The Act provides that the person affected the claimants (Christian Littlewood and Angie Littlewood), may give notice that they wish to make representations orally, in which case Powys shall arrange for the oral representations to be heard. Each of these claimants has given such notice.
Powys propose that the oral representations of the claimants will be heard directly, face to face, by the investigator, and that the adjudicator will not meet or see or hear directly from the claimants, but instead will be given an audio recording and transcript of the oral exchange. The claimants seek that they are permitted to make oral representations directly and face to face to the adjudicator.
In short the issue is should the oral representations be heard by the investigator or instead should they be heard directly and face to face by the adjudicator?
Argument
The core argument of Mr Ashley-Norman, on behalf of the claimants, is that, based on the Act, and in particular Schedule 2, the adjudicator should hear their oral representations directly and face to face rather than the way Powys structured their procedure into an investigation stage by an investigator, and then an adjudication stage by an adjudicator.
On behalf of Powys, Mr Griffiths and Miss Strachan equally root their argument in construction of the Act. They also strongly emphasise the context. They stress the "general duties" on Powys under section 25 of the Act "generally to superintend the working and enforcement of this Act"; and their duty under section 25 (2) to keep under review and advise the Secretary of State about relevant developments and the working and enforcement of the Act, having regard "both to the national interest and the interests of persons engaged in estate agency work and of consumers". They submit that all these duties are paradigm examples of administrative functions.
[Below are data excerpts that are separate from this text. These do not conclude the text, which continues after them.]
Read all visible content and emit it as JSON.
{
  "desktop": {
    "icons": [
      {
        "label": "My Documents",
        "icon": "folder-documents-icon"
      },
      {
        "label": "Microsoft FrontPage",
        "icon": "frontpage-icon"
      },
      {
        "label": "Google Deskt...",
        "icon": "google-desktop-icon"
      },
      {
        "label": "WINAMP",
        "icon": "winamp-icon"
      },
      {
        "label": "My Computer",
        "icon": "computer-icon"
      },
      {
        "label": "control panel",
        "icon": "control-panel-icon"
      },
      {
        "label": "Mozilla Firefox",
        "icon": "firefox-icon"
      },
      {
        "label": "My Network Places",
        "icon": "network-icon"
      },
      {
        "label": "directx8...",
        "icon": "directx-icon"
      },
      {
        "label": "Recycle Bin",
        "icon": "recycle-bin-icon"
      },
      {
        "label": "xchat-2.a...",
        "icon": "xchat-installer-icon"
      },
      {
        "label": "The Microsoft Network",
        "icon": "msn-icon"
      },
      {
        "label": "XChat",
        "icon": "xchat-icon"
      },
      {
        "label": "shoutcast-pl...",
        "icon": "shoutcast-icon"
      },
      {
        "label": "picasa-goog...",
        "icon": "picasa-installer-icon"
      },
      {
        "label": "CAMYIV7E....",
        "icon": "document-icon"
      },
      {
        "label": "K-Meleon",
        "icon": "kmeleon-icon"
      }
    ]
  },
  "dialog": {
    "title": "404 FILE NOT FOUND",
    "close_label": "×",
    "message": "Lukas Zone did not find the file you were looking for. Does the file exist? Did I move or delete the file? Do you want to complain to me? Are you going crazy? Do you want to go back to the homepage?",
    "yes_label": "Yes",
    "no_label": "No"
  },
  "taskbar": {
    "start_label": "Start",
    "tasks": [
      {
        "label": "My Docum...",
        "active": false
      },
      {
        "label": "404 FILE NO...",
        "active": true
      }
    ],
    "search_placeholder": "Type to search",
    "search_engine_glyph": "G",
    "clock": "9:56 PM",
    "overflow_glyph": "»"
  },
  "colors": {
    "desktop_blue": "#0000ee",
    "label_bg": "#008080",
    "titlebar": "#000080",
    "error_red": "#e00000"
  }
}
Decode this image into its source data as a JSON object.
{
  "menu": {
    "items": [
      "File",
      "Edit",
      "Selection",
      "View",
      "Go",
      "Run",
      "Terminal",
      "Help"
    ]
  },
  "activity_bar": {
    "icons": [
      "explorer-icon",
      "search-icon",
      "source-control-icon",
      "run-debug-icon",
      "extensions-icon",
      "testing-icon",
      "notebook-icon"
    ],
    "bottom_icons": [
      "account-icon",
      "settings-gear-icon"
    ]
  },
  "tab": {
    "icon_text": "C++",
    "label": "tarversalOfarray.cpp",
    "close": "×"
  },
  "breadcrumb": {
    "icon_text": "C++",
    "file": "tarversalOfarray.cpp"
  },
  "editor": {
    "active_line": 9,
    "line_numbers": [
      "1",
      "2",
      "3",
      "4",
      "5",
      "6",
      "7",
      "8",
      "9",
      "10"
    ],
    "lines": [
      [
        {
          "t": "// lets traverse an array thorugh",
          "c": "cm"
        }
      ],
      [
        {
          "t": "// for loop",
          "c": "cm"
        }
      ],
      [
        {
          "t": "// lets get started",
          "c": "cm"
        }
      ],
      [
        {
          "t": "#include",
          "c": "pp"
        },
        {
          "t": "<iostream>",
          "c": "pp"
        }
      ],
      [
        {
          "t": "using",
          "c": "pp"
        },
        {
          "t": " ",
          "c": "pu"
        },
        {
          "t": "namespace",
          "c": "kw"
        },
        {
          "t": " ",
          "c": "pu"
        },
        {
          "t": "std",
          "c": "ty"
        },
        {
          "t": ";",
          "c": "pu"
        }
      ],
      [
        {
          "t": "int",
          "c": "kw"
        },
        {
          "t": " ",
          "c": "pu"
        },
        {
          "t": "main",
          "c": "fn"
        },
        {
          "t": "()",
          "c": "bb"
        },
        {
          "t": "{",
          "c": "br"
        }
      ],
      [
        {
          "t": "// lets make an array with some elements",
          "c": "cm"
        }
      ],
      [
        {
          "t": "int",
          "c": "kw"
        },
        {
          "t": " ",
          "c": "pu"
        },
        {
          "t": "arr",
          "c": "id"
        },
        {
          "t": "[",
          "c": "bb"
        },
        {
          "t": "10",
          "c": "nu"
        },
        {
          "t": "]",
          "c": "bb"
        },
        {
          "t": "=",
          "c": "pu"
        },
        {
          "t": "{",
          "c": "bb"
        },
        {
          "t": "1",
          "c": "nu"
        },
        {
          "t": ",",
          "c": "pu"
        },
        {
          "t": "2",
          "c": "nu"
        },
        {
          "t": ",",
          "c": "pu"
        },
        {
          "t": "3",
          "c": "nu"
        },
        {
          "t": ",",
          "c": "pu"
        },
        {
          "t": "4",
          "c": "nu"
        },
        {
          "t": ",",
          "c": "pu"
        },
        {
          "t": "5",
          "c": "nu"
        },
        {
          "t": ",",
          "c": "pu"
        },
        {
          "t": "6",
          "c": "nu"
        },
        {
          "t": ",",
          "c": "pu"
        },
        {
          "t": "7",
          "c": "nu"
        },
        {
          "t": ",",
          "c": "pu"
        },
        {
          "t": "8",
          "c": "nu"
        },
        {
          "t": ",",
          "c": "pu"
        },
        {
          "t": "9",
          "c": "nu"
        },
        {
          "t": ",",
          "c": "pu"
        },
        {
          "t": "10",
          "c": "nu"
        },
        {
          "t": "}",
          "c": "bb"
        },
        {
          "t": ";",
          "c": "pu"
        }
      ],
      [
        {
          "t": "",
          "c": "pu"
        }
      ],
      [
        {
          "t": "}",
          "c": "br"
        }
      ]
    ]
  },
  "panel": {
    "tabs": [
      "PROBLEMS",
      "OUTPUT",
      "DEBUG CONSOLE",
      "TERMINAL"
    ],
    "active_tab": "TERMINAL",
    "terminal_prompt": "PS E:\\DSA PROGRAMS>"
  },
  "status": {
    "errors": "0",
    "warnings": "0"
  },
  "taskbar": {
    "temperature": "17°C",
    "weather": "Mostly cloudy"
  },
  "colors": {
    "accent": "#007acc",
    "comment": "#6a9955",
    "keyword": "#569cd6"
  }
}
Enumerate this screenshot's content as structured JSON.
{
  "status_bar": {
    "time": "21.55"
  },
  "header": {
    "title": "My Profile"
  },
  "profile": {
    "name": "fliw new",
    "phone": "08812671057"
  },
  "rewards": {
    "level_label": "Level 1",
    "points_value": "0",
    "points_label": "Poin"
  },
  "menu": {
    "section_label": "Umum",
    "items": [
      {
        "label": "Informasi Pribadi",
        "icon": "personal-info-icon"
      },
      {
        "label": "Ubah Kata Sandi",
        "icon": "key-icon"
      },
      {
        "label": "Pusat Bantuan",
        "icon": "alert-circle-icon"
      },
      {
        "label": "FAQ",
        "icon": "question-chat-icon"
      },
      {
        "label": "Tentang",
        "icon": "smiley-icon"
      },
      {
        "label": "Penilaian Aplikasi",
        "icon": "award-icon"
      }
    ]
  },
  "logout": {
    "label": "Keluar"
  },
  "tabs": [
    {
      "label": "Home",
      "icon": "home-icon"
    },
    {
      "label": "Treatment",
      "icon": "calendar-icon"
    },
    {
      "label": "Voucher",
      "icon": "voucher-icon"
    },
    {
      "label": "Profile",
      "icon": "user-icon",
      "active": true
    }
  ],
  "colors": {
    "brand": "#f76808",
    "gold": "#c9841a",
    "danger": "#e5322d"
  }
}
Mr Ashley-Norman countered that by saying that from the perspective of his clients it certainly feels very adversarial, and he emphasised the contents and language of the "Notice of proposal to make a prohibition order …" first sent to each claimant in December 2014. These include at paragraphs 22-25 what Powys County Council "contend", namely that the offences and also other matters "demonstrate there would be significant risk to consumers if you were allowed to carry on estate agency work …" Mr Ashley-Norman submits that although the general functions of Powys under the Act may be administrative in character, the process when a notice of proposal to make a prohibition order is served then becomes clearly adversarial. Powys make their contentions. The person affected then has to deny, explain, justify or otherwise defend them.
Decision
The Judge found that the procedure, which Powys proposed to “adopt in their consideration of whether or not to make prohibition orders in relation to either or both of the claimants, does not comply with the requirements of the Act and is unlawful”. The Judge went on to say that if Powys continue to delegate the making of the decisions to an adjudicator, then it is that adjudicator who must personally and face to face conduct the hearing of oral representations for the purpose of Schedule 2 to the Act.